The remarks came after a letter issued by the Hong Kong Seamen's Union on February 4 said the authority allowed high-speed ferries to travel as fast as 19 knots without explanation.

But under the third runway project, the authority's environmental permit requires captains of high-speed ferries to and from its SkyPier through the northern Sha Chau and Lung Kwu Chau Marine Park to navigate at 15 knots, or below, to protect the white dolphins in the area.

"Representatives from the Airport Authority said if captains need to speed up to 19 knots, they will not issue a warning. If the speed is over 19 knots, then they need to report to the environmental authority [Environmental Protection Department]," the letter read.
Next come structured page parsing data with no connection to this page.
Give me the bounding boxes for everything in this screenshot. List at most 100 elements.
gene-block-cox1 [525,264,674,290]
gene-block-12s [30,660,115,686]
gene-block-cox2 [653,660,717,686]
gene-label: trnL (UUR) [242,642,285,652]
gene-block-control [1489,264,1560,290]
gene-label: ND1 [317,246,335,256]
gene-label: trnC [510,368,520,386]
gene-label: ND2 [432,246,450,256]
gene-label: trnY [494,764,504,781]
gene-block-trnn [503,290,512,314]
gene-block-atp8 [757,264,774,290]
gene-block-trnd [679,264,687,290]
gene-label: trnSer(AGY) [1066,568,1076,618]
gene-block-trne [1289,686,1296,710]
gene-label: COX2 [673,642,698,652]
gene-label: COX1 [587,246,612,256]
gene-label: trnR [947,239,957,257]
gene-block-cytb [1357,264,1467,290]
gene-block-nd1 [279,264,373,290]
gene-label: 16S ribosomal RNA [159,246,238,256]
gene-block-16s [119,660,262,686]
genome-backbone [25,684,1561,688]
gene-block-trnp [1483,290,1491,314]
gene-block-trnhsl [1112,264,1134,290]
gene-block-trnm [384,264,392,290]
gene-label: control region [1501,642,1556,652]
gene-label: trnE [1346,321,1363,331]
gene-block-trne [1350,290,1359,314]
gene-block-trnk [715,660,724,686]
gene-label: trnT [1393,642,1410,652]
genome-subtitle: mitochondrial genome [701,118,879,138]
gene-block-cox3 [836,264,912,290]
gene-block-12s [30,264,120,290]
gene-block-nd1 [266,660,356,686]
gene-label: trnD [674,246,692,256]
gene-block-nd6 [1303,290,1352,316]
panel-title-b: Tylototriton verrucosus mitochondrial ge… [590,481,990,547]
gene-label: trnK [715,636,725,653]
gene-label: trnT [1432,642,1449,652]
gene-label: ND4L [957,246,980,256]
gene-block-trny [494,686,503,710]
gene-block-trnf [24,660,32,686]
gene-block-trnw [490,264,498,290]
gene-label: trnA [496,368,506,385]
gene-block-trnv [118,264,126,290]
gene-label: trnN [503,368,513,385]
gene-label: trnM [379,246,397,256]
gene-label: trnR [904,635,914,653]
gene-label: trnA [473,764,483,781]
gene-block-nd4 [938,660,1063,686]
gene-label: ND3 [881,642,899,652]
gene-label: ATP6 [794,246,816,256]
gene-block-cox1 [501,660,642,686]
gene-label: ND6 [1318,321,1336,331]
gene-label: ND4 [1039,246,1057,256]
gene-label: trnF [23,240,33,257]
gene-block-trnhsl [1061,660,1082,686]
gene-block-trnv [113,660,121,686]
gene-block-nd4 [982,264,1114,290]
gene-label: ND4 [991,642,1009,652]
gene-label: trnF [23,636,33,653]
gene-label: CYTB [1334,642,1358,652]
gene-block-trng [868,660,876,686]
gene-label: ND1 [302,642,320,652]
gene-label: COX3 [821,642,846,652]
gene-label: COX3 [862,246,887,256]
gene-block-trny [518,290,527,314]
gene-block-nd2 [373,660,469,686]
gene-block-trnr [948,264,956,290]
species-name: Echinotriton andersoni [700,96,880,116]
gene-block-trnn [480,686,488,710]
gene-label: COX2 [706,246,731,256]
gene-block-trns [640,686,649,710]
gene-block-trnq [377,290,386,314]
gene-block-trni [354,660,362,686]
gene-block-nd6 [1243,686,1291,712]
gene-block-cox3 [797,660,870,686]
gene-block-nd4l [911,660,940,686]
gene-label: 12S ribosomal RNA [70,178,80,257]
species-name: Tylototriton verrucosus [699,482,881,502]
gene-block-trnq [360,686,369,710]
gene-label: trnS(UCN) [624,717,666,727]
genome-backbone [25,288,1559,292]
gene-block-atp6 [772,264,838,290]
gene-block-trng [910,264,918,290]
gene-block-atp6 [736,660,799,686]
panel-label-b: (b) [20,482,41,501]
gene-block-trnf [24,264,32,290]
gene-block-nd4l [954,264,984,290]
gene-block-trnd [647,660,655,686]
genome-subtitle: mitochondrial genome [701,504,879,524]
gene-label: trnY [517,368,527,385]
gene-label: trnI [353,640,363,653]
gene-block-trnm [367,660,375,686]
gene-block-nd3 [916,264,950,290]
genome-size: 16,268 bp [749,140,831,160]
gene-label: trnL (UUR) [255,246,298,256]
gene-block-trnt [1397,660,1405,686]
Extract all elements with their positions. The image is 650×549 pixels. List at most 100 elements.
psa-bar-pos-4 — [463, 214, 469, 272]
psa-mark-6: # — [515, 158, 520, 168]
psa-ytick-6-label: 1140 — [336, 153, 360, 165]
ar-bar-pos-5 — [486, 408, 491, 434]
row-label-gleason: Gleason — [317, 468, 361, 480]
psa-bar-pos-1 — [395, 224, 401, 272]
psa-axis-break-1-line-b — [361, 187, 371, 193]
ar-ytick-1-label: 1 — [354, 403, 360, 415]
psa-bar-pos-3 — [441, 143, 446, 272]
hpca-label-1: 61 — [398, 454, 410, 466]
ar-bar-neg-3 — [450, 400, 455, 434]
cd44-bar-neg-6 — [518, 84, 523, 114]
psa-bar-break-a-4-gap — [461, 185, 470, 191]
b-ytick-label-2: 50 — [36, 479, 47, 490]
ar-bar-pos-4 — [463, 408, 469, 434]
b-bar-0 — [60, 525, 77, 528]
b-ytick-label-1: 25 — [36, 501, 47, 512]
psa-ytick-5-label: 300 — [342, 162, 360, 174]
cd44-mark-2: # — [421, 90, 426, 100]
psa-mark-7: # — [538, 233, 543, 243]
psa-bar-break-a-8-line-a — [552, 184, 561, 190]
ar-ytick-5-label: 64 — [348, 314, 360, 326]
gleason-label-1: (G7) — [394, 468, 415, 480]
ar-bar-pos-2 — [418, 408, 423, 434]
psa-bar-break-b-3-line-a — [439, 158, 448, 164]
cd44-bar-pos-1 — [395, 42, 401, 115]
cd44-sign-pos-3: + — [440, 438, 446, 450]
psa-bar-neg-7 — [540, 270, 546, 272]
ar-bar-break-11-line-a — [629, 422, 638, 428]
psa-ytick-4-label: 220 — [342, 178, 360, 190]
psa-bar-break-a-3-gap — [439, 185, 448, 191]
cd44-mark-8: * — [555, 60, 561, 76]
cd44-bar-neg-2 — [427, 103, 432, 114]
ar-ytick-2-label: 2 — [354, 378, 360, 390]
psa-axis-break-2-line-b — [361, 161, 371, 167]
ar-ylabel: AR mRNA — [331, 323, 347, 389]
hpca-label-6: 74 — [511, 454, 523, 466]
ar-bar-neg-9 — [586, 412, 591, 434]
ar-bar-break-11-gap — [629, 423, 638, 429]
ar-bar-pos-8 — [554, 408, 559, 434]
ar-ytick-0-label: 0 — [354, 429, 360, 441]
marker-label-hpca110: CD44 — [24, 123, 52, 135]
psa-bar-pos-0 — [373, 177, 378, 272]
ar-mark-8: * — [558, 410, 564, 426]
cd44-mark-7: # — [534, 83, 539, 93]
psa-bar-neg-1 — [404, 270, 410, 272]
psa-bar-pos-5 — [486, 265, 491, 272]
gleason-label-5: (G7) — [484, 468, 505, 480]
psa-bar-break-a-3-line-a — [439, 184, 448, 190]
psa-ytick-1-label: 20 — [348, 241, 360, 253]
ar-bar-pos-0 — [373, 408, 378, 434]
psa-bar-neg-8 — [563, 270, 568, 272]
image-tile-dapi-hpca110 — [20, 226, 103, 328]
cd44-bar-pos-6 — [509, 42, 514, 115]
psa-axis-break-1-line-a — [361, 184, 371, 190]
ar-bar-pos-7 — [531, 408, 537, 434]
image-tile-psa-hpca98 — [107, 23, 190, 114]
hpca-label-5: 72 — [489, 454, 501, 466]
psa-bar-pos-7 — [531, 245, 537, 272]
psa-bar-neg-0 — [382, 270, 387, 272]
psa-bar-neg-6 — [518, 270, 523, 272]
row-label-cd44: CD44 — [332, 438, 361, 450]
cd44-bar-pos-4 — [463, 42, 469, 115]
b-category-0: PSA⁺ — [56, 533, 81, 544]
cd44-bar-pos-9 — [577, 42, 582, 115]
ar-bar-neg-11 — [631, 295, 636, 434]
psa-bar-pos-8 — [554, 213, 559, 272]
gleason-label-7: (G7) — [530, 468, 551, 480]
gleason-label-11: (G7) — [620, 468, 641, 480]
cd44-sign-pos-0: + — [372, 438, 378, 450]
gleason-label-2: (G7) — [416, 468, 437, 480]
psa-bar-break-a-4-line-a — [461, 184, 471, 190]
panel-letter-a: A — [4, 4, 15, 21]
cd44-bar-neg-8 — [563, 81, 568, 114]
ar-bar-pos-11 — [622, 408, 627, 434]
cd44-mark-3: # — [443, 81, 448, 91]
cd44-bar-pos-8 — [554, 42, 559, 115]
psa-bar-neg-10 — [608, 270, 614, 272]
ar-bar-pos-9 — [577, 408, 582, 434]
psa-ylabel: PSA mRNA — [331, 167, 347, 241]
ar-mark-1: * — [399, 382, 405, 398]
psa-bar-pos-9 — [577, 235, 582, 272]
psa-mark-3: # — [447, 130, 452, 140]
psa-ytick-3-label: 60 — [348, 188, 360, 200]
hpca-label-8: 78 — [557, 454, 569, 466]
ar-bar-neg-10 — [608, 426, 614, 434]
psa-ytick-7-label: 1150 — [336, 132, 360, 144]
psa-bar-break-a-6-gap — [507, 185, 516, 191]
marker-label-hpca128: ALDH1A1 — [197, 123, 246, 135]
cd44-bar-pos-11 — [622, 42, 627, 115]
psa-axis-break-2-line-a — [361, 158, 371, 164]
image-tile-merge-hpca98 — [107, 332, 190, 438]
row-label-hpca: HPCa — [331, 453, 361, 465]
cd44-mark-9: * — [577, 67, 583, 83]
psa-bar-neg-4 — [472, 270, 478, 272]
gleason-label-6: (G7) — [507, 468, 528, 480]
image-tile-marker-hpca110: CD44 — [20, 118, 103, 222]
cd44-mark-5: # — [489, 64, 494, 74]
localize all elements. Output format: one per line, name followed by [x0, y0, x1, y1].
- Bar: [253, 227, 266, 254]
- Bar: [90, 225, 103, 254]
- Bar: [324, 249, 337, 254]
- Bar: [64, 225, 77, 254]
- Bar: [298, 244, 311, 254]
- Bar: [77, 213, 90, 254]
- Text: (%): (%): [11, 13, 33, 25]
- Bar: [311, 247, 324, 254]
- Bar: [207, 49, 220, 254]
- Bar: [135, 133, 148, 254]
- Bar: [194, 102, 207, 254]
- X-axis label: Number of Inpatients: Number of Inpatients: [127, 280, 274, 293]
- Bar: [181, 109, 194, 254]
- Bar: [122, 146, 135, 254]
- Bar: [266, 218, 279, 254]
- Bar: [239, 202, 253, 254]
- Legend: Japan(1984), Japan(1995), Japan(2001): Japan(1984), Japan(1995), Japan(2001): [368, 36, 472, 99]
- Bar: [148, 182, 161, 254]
A spokeswoman said the department would follow up with the authority.

"High-speed ferries traveling between the areas must reduce to 15 knots as stated in the environmental permit," she said. "The Airport Authority must resubmit its documents if there are any changes."

She stressed the permit owner must work according to the regulations unless there are emergency and safety circumstances.

Dolphin Conservation Society chairman Samuel Hung Ka-yiu said the department should recall the permit when necessary.

Describing the change as serious, Hung said: "I personally think that they have violated the regulation and wonder if they are doing this behind the back of the Environmental Protection Department."

The society would file a complaint to the department.

Hong Kong Seamen's Union vice chairman Choi Leung-pei stressed that human safety should always come first.

An Airport Authority spokesman said high-speed ferries could only increase their speed when they were affected by navigational safety, sea operation, the flow of water and weather.

He added that the authority would issue a written warning and suspend the ferry if its operator lacked a reasonable explanation.